NASHVILLE, TENN. — A history of fracture in childhood and adolescence may be a marker for osteoporosis later in life, suggest study findings presented at the annual meeting of the American Society for Bone and Mineral Research.
Girls with fractures have lower gains in bone mineral density (BMD) and lower bone mineral mass at pubertal maturity, especially at sites containing predominantly trabecular bone, said Dr. Serge L. Ferrari, professor of medicine at the Service of Bone Diseases at the Geneva University Hospital.
The researchers followed 125 girls from prepuberty to pubertal maturity, assessing BMD using dual x-ray absorptiometry at both fractured and nonfractured sites including the ultradistal radius, proximal radius, femur trochanter, lumbar spine, femur neck, and femur diaphysis. Questionnaires were used to assess calcium intake, and both children and parents were interviewed to monitor for any accidents, falls, or fractures.
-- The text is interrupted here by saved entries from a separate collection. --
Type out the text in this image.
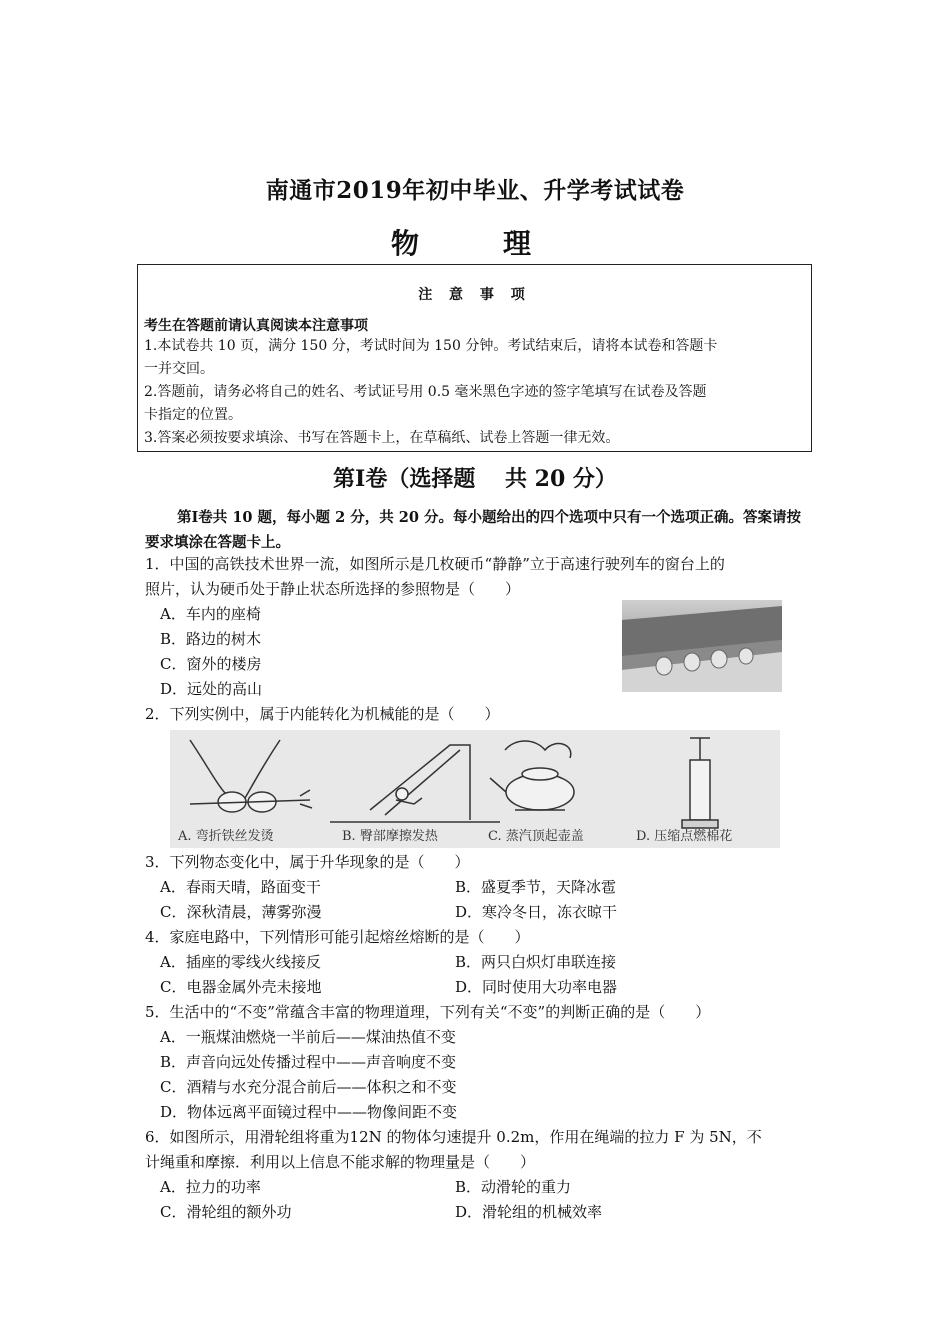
南通市2019年初中毕业、升学考试试卷
物　理
注 意 事 项
考生在答题前请认真阅读本注意事项
1.本试卷共 10 页，满分 150 分，考试时间为 150 分钟。考试结束后，请将本试卷和答题卡
一并交回。
2.答题前，请务必将自己的姓名、考试证号用 0.5 毫米黑色字迹的签字笔填写在试卷及答题
卡指定的位置。
3.答案必须按要求填涂、书写在答题卡上，在草稿纸、试卷上答题一律无效。
第Ⅰ卷（选择题　 共 20 分）
第Ⅰ卷共 10 题，每小题 2 分，共 20 分。每小题给出的四个选项中只有一个选项正确。答案请按要求填涂在答题卡上。
1．中国的高铁技术世界一流，如图所示是几枚硬币“静静”立于高速行驶列车的窗台上的
照片，认为硬币处于静止状态所选择的参照物是（　　）
A．车内的座椅
B．路边的树木
C．窗外的楼房
D．远处的高山
2．下列实例中，属于内能转化为机械能的是（　　）
A. 弯折铁丝发烫	B. 臀部摩擦发热	C. 蒸汽顶起壶盖	D. 压缩点燃棉花
3．下列物态变化中，属于升华现象的是（　　）
A．春雨天晴，路面变干	B．盛夏季节，天降冰雹
C．深秋清晨，薄雾弥漫	D．寒冷冬日，冻衣晾干
4．家庭电路中，下列情形可能引起熔丝熔断的是（　　）
A．插座的零线火线接反	B．两只白炽灯串联连接
C．电器金属外壳未接地	D．同时使用大功率电器
5．生活中的“不变”常蕴含丰富的物理道理，下列有关“不变”的判断正确的是（　　）
A．一瓶煤油燃烧一半前后——煤油热值不变
B．声音向远处传播过程中——声音响度不变
C．酒精与水充分混合前后——体积之和不变
D．物体远离平面镜过程中——物像间距不变
6．如图所示，用滑轮组将重为12N 的物体匀速提升 0.2m，作用在绳端的拉力 F 为 5N，不
计绳重和摩擦．利用以上信息不能求解的物理量是（　　）
A．拉力的功率	B．动滑轮的重力
C．滑轮组的额外功	D．滑轮组的机械效率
During an average of 8.5 years follow-up, 59 fractures occurred in 42 girls, 48% of the fractures involved the forearm and/or the wrist.
Before puberty and at the age of peak height velocity, BMD values at the proximal radius tended to be lower in girls with fractures. At pubertal maturity, BMD in girls with fractures was significantly lower at the ultradistal radius, femur trochanter, and lumbar spine. BMD at the femur neck and femur diaphysis were not significantly different between the two groups at pubertal maturity.
Girls with fractures also had significantly less BMD gain throughout puberty at the lumbar spine (−8%) and ultradistal radius (−12%), compared with those without a history of fracture. This trend almost reached significance at the femur trochanter and the proximal radius.
Using Cox proportional hazard models, the researchers identified four factors that were significantly associated with decreased hazard ratios for fractures: radial diaphysis BMD at baseline and BMD gain (over puberty) at the ultradistal radius, lumbar spine, or femur trochanter.
BMD measurements at all sites were highly correlated between baseline and pubertal maturity. There were also within-trait correlations between mature daughters and their mothers, yielding heritability estimates of 80%–90% for the hip, spine, and proximal radius. This suggests a strong genetic component for BMD.
Fractures are common in childhood and adolescence, with one in three girls and one in two boys having a traumatic fracture as they grow. Three-quarters of these fractures are in the upper limbs.
Studies have suggested there is underlying fragility involved in traumatic fractures of childhood and adolescence. The peak incidence of traumatic fractures coincides with the age of peak height velocity, the age at which longitudinal growth is fastest. And the age of peak height velocity precedes the age of peak bone mass velocity, when most bone mass is acquired, by about 1 year. The hypothesis follows that bone fragility at peak height velocity results from a transient deficit in bone mineral accrual relative to bone size.